Ma che cosa è questo amore, che fa tutti delirar?
Aria de Berta, Il Barbiere di Siviglia
Aria de Berta, Il Barbiere di Siviglia
Dizer, como a carta de João, que Deus é amor, aparentemente não basta.
Comentando o verso vinte e sete do décimo-sexto capítulo do evangelho
de João – “porque o próprio Pai vos ama, visto que me tendes amado e
tendes crido que eu vim da parte de Deus” – Agostinho (354-430) toma o
cuidado de qualificar o mecanismo (e portanto os limites) do amor de
Deus por nós. Na opinião de Agostinho, muitas vezes repetida depois
dele, o amor divino pelas pessoas deve ser compreendido exclusivamente
em termos do amor de Deus, interno à trindade, pelo Filho e pelo
Espírito Santo.
“Não que Deus não nos ame,” esclarece o teólogo; “porém Deus nos ama
como seremos, não como somos”. Segundo Agostinho, Deus, por um lado “nos
ama, para que nos tornemos”, por outro “nos odeia pelo que somos, exortando e capacitando-nos a não desejarmos ser para sempre dessa forma1”.
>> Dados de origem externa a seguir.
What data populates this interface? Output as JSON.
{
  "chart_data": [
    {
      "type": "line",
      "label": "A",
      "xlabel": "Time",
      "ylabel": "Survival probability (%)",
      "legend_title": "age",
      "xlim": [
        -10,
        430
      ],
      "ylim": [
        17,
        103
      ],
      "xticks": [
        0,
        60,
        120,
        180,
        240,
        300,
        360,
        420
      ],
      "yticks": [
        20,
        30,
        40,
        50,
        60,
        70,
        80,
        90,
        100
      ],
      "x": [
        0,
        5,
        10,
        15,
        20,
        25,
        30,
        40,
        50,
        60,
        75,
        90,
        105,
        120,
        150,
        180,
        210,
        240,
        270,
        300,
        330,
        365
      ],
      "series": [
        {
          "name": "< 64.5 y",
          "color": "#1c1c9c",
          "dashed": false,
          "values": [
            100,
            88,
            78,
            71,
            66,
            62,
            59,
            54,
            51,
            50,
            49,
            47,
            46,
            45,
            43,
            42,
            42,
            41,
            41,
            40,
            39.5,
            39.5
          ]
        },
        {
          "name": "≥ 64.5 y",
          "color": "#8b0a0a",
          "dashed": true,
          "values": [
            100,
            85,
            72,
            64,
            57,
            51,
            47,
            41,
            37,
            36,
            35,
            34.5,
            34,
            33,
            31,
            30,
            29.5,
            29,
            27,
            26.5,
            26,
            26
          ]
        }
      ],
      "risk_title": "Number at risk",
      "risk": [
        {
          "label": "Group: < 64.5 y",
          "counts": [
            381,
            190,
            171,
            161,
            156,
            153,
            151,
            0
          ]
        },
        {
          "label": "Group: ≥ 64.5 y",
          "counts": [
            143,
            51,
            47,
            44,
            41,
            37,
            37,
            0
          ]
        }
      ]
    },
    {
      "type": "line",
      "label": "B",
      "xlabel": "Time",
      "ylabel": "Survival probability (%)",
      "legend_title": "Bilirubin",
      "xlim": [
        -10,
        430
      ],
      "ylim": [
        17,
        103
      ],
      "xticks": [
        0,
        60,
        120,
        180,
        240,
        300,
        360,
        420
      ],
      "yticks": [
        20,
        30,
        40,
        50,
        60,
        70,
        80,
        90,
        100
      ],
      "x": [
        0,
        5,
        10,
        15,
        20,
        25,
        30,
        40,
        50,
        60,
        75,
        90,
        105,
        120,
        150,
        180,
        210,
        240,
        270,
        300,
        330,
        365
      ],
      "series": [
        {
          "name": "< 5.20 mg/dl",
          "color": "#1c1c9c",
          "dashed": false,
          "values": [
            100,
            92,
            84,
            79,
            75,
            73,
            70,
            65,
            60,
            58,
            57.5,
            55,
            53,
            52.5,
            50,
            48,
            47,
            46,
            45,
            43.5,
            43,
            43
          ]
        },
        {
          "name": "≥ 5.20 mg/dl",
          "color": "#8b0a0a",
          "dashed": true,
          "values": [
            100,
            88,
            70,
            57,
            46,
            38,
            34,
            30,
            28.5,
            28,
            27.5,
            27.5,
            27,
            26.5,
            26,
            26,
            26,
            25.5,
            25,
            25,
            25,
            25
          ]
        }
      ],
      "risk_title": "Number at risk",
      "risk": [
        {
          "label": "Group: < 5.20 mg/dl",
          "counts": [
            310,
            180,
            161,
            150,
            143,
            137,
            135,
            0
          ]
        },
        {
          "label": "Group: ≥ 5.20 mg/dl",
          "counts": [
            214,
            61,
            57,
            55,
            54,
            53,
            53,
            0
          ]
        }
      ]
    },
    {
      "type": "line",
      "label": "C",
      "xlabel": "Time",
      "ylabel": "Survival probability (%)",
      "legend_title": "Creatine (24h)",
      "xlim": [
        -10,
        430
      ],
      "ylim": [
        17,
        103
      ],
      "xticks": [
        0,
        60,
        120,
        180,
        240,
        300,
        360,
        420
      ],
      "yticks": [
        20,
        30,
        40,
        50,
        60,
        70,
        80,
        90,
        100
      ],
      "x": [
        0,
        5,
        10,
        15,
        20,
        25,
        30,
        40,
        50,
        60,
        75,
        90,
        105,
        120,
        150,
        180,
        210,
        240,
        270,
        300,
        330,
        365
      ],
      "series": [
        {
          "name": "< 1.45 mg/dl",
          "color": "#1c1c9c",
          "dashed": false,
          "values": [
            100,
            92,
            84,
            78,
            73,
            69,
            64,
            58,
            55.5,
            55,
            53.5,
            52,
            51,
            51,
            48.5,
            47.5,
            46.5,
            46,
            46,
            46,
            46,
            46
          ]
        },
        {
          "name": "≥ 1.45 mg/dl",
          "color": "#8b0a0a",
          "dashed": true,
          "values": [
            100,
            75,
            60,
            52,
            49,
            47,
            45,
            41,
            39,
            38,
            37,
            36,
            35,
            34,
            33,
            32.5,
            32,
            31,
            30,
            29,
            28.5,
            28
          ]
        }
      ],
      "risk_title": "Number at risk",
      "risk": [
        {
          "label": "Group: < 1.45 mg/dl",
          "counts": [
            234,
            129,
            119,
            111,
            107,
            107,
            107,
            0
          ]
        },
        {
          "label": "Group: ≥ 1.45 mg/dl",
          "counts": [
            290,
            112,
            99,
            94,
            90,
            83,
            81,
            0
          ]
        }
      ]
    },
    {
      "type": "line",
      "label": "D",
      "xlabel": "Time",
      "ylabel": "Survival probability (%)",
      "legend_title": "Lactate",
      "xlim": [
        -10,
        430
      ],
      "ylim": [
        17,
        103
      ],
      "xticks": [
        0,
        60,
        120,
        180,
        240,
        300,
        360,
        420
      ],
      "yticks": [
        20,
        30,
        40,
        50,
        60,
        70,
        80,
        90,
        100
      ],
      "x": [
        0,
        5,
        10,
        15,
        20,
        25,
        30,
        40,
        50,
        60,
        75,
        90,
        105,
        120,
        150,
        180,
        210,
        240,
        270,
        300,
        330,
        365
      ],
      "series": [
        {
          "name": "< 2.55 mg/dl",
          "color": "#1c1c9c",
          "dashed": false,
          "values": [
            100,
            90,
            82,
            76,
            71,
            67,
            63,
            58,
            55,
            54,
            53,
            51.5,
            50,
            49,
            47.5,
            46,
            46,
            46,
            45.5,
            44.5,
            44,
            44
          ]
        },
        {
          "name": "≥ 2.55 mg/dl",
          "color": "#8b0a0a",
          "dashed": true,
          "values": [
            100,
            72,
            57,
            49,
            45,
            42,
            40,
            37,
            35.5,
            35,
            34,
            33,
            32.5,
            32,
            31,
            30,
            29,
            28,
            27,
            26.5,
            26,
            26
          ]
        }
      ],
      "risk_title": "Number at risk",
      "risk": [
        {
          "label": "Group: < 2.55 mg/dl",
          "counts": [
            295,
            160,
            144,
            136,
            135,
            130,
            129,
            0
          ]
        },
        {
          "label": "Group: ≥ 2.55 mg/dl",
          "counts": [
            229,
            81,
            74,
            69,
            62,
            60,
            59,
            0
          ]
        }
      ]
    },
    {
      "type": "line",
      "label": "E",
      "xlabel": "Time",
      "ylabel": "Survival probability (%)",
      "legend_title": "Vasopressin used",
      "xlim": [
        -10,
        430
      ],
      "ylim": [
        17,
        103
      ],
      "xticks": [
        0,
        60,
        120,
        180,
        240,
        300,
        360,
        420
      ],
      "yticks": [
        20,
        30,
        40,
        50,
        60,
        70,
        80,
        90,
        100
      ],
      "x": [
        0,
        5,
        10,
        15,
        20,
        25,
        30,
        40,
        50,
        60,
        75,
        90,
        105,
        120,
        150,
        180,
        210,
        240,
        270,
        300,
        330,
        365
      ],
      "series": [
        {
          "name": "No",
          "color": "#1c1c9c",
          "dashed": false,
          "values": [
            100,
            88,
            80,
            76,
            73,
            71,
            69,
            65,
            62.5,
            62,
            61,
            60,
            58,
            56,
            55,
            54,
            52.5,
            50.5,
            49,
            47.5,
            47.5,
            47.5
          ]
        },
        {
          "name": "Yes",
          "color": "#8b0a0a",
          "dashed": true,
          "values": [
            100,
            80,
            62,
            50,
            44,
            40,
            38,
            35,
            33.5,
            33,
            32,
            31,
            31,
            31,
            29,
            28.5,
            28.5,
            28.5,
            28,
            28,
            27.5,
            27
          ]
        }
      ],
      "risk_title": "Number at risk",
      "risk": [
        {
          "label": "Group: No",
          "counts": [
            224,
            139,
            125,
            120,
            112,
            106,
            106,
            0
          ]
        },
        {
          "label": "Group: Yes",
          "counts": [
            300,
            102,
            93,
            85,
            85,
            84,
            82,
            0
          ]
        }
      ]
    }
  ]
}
“Deus nos ama como seremos, não como somos”.
Agostinho não duvida de que Deus nos ame, porém segundo ele Deus é
incapaz de amar em nós mais do que o reflexo antecipado do seu Filho – a
quem seremos, se tudo der certo, semelhantes um dia. Deus não nos ama e
não pode nos amar “como somos”, simplesmente porque não há nada em nós
que Deus possa amar sem contradizer e macular a sua singularidade. É por
essa razão, argumenta o teólogo, que só podem beneficiar-se
verdadeiramente do amor de Deus os que se aproximam o suficiente da
pessoa de Jesus.
Simone Weil, em rigoroso contraste,
crê que as pessoas devem ser amadas como são, do contrário “não serão
as pessoas que estaremos amando, e o nosso amor será irreal”. Esta
parece ter sido também, nos evangelhos segundo minha leitura, a
disposição e o ensino geral do próprio Jesus.
O amor de Deus pelo que é indigno, incompatível e desprezível
efetivamente macula, como queria Agostinho, a singularidade divina? Ou
vem, ao contrário, reforçá-la e comprová-la? Se o que Jesus amava numa
mulher adúltera, num agiota ou num endemoninhado não passava de um
reflexo potencial e antecipado de sua própria pessoa, conhecerá Deus um
amor que não seja narcisista? Haverá algo no amor de Deus que não seja
referência interna? Haverá no universo outro objeto digno de amor?
Para complicar as coisas, quanto mais uso essa palavra menos claro
fica para mim do que estou falando. No fim das contas, o amor atribui valor ao objeto amado, ou apenas reconhece
esse valor? O amor precisa do amor? O amor precisa do objeto amado ou
pode prescindir galantemente dele? Pode o amor ser despido, em alguma
parcela, de amor-próprio? Posso condenar Deus por não amar pessoa alguma
além dele mesmo? Com que freqüência consigo mais do que isso?
Pensando bem, é mais fácil pensar que o amor de Deus seja dessa forma
auto-referencial e circular; seria pedir demais que eu aprendesse a
amar como ele, para fora e não para dentro.